The captain shook his head, and winced. “Carrot? Doesn't ring a bell. ” The tone of blurred conviction was enough even for Wonse, who was momentarily taken aback.
“He was quite-” The secretary hesitated. “Carrot, Carrot, ” he said. "I've heard the name before.
Seen it written down. “ His face went blank. ”The volunteer, that was it! Remember me showing you?''
Vimes stared at him. "Wasn't there a letter from, I don't know, some dwarf-?''
"All about serving the community and keeping the streets safe, that's right. Begging that his son would be found suitable for a humble position in the Watch. '' The secretary was rummaging among his files.
“What'd he done?” said Vimes.
“Nothing. That was it. Not a blessed thing. ”
Vimes's brow creased as his thoughts shaped themselves around a new concept.
“A volunteer?” he said.
“Yes. ”
“He didn't have to join?”
"He wanted to join. And you said it must be a joke, and I said we ought to try and get more ethnic minorities into the Watch. You remember?''
Vimes tried to. It wasn't easy. He was vaguely aware that he drank to forget. What made it rather pointless was that he couldn't remember what it was he was forgetting any more. In the end he just drank to forget about drinking.
A trawl of the chaotic assortment of recollections that he didn't even try to dignify any more by the name of memory produced no clue.
“Do I?” he said helplessly.
Wonse folded his hands on the desk and leaned forward.
“Now look, Captain, ” he said. “Lordship wants an explanation. I don't want to have to tell him the captain of the Night Watch hasn't the faintest idea what goes on among the men under, if I may use the term loosely, his command. That sort of thing only leads to trouble, questions asked, that sort of thing. We don't want that, do we. Do we?”

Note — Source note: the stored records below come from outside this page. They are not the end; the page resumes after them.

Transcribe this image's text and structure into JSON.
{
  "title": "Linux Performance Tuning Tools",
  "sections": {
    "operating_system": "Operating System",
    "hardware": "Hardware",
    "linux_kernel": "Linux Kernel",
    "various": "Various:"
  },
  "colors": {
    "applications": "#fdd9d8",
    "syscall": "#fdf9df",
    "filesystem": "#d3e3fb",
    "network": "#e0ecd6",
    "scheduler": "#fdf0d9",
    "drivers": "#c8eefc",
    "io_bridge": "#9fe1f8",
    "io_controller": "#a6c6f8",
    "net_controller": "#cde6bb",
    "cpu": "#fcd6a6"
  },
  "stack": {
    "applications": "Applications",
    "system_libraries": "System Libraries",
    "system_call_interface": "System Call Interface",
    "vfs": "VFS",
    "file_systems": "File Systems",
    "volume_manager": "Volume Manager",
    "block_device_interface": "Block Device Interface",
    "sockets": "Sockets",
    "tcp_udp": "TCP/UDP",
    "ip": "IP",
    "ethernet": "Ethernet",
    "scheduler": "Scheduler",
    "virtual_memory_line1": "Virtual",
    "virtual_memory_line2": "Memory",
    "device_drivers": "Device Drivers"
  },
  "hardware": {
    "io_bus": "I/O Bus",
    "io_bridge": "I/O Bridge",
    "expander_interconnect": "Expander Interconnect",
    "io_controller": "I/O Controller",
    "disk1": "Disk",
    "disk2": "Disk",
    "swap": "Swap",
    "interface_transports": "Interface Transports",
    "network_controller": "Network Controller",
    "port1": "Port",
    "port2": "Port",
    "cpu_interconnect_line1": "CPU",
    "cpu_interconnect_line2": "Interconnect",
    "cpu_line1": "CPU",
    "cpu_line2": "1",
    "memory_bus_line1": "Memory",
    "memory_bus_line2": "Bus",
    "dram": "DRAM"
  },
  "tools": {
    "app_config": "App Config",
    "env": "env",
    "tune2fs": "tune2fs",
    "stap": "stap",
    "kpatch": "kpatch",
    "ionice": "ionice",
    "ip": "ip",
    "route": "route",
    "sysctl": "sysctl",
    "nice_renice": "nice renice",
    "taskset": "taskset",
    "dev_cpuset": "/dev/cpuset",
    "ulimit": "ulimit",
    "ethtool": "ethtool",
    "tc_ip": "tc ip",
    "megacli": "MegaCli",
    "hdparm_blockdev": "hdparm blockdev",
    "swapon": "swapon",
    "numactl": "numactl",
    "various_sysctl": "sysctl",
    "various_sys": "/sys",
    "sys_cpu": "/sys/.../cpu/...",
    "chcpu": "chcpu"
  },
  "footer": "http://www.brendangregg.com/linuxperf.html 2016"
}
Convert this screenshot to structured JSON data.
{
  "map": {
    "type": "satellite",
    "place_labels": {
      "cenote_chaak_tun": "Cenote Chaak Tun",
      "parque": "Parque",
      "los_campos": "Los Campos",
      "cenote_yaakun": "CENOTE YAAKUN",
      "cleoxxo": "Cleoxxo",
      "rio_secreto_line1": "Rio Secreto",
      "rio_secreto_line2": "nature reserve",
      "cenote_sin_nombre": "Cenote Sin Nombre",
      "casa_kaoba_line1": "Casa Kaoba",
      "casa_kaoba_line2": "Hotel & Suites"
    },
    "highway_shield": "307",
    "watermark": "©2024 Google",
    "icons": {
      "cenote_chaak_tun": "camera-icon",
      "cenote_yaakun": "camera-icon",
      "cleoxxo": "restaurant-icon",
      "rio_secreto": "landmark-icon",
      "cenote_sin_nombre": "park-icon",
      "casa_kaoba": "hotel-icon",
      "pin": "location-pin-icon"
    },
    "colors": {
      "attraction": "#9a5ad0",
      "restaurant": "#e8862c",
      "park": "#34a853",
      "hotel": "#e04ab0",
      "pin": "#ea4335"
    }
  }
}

“No, sir, ” Vimes muttered. A vague recollection of someone earnestly talking to him in the Bunch of Grapes was bobbing guiltily at the back of his mind. Surely that hadn't been a dwarf? Not unless the qualification had been radically altered, at any rate.
“Of course we don't, ” said Wonse. “For old times' sake. And so on. So I'll think of something to tell him and you, Captain, will make a point of finding out what's going on and putting a stop to it. Give this dwarf a short lesson in what it means to be a guard, all right?”
“Haha, ” said Vimes dutifully.
“I'm sorry?” said Wonse.
“Oh. Thought you made an ethnic joke, there. Sir. ”
“Look, Vimes, I'm being very understanding. In the circumstances. Now, I want you to get out there and sort this out. Do you understand?”